O Estado de S. Paulo, n. 47966, 13/02/2025. Política, p. A6

Lei antidesmate da UE faz Tarcísio cobrar posição do governo Lula
Pedro Augusto Figueiredo

 

 

Governo de SP vê risco para o agronegócio em novas regras que serão implementadas pela União Europeia.

A lei antidesmatamento da União Europeia (UE), conhecida também pela sigla em inglês EUDR, é o novo capítulo de uma rixa entre a administração do governador paulista, Tarcísio de Freitas (Republicanos), e a gestão do presidente Luiz Inácio Lula da Silva (PT). O secretário de Agricultura de São Paulo, Guilherme Piai, enviou ofício ao Ministério da Agricultura e ao Itamaraty cobrando providências para que o agronegócio paulista não seja prejudicado pela forma como as novas regras estão sendo implementadas.

A avaliação no governo estadual é de que o cenário atual prejudicará especialmente as exportações do café paulista, que somaram R$ 7,71 bilhões no ano passado. A UE é o principal destino do produto, com quase metade das compras.

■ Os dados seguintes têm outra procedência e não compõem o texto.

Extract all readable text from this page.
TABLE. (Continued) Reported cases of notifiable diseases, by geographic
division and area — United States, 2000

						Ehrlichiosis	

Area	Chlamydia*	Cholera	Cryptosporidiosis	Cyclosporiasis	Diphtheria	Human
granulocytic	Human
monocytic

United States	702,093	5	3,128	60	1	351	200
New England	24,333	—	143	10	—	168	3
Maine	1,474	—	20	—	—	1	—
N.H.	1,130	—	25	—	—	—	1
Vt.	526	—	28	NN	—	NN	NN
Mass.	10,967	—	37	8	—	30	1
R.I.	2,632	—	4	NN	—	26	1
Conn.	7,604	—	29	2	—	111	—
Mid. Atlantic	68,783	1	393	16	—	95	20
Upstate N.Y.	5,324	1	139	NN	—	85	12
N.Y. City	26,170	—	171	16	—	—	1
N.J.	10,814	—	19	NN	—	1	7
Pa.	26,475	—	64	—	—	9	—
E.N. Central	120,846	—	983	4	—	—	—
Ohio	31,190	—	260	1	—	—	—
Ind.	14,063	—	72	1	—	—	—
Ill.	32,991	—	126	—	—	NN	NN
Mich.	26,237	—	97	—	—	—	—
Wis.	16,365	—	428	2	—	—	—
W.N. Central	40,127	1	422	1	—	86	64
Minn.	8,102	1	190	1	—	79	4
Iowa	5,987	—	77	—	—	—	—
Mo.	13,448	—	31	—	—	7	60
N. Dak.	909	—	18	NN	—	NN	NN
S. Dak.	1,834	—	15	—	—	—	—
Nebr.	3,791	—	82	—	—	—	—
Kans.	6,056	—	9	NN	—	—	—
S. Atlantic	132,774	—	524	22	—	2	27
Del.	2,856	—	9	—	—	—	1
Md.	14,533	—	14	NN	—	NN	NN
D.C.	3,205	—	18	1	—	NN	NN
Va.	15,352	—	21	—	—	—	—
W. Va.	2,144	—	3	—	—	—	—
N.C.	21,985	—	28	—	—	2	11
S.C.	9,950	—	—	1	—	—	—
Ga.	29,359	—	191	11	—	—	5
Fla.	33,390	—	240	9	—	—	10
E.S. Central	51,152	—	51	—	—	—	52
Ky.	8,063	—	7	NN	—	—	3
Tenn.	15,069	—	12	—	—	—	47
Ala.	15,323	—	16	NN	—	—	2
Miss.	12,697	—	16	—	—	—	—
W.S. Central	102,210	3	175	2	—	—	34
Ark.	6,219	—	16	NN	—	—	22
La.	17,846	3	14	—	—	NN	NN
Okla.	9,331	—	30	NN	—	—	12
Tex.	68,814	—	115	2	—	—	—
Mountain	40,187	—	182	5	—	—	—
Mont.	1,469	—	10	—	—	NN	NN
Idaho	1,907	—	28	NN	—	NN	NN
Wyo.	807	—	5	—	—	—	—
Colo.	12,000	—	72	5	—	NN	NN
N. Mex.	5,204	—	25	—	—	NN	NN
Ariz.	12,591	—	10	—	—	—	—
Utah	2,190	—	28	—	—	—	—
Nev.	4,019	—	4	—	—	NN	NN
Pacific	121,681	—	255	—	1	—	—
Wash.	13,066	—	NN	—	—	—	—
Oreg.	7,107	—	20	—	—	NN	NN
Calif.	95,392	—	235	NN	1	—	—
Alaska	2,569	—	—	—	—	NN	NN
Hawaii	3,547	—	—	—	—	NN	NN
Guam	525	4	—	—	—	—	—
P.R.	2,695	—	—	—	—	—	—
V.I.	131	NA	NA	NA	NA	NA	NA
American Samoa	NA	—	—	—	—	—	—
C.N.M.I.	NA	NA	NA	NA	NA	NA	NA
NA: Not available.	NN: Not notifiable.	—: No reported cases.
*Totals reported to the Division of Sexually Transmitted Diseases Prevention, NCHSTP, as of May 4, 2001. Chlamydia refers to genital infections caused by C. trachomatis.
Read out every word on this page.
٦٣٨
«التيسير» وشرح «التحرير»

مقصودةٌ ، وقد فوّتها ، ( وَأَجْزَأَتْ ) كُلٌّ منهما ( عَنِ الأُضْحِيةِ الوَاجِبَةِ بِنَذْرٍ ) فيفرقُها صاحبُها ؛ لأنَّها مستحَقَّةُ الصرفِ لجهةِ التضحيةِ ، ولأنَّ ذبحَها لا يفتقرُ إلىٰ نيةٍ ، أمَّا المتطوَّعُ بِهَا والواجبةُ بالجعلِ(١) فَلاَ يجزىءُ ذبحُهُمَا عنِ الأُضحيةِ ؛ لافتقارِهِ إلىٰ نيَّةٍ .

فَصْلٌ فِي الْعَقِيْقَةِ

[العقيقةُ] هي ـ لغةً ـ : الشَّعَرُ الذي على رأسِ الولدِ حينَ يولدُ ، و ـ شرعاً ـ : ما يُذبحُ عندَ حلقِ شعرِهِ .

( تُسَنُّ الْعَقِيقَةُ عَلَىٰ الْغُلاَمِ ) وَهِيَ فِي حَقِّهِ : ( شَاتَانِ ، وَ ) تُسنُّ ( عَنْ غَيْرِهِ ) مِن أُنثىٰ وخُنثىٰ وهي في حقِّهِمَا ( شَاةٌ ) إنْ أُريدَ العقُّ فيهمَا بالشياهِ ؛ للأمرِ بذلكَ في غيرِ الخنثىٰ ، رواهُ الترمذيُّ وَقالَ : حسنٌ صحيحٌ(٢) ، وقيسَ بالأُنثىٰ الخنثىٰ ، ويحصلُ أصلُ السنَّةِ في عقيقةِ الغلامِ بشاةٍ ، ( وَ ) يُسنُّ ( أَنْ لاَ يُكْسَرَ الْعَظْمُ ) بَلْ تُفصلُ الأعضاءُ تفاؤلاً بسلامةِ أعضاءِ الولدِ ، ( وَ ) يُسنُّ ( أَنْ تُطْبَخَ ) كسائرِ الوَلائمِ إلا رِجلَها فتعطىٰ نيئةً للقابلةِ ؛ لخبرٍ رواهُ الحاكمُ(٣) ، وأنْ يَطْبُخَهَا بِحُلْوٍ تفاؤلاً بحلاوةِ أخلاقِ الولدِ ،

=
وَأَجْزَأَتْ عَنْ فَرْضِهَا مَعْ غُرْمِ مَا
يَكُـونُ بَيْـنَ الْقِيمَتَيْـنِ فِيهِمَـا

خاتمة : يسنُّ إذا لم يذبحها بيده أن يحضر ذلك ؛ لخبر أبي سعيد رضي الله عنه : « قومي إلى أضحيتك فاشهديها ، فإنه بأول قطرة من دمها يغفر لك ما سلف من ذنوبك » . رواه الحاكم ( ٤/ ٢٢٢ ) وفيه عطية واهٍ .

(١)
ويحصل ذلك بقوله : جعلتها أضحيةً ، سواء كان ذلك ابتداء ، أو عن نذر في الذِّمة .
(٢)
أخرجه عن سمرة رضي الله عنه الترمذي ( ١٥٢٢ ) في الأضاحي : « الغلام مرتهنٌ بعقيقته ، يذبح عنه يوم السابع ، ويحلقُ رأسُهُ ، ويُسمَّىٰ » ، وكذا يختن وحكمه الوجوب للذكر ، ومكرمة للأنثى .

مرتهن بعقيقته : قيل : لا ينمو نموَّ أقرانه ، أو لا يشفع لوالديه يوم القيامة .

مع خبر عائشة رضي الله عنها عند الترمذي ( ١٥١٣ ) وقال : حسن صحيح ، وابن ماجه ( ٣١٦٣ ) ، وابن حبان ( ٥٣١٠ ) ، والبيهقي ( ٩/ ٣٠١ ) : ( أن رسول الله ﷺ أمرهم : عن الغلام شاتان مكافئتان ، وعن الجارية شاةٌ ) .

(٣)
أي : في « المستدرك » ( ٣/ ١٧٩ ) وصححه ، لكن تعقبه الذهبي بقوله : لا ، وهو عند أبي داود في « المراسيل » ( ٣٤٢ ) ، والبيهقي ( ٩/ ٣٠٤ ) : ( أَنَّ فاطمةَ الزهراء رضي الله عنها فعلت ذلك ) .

Café Governo de SP vê risco especialmente para as exportações de café, que somaram R$ 7,7 bi em 2024

Procurado por meio do Ministério da Agricultura e do Itamaraty, o governo federal não respondeu.

Piai quer mudanças na análise de risco ambiental para a aplicação da EUDR e também na forma como é feita a geolocalização das florestas. Os pedidos, porém, se chocam com a avaliação no Palácio dos Bandeirantes de que, historicamente, o governo federal é resistente a sugestões e pleitos de São Paulo, principal centro econômico do País.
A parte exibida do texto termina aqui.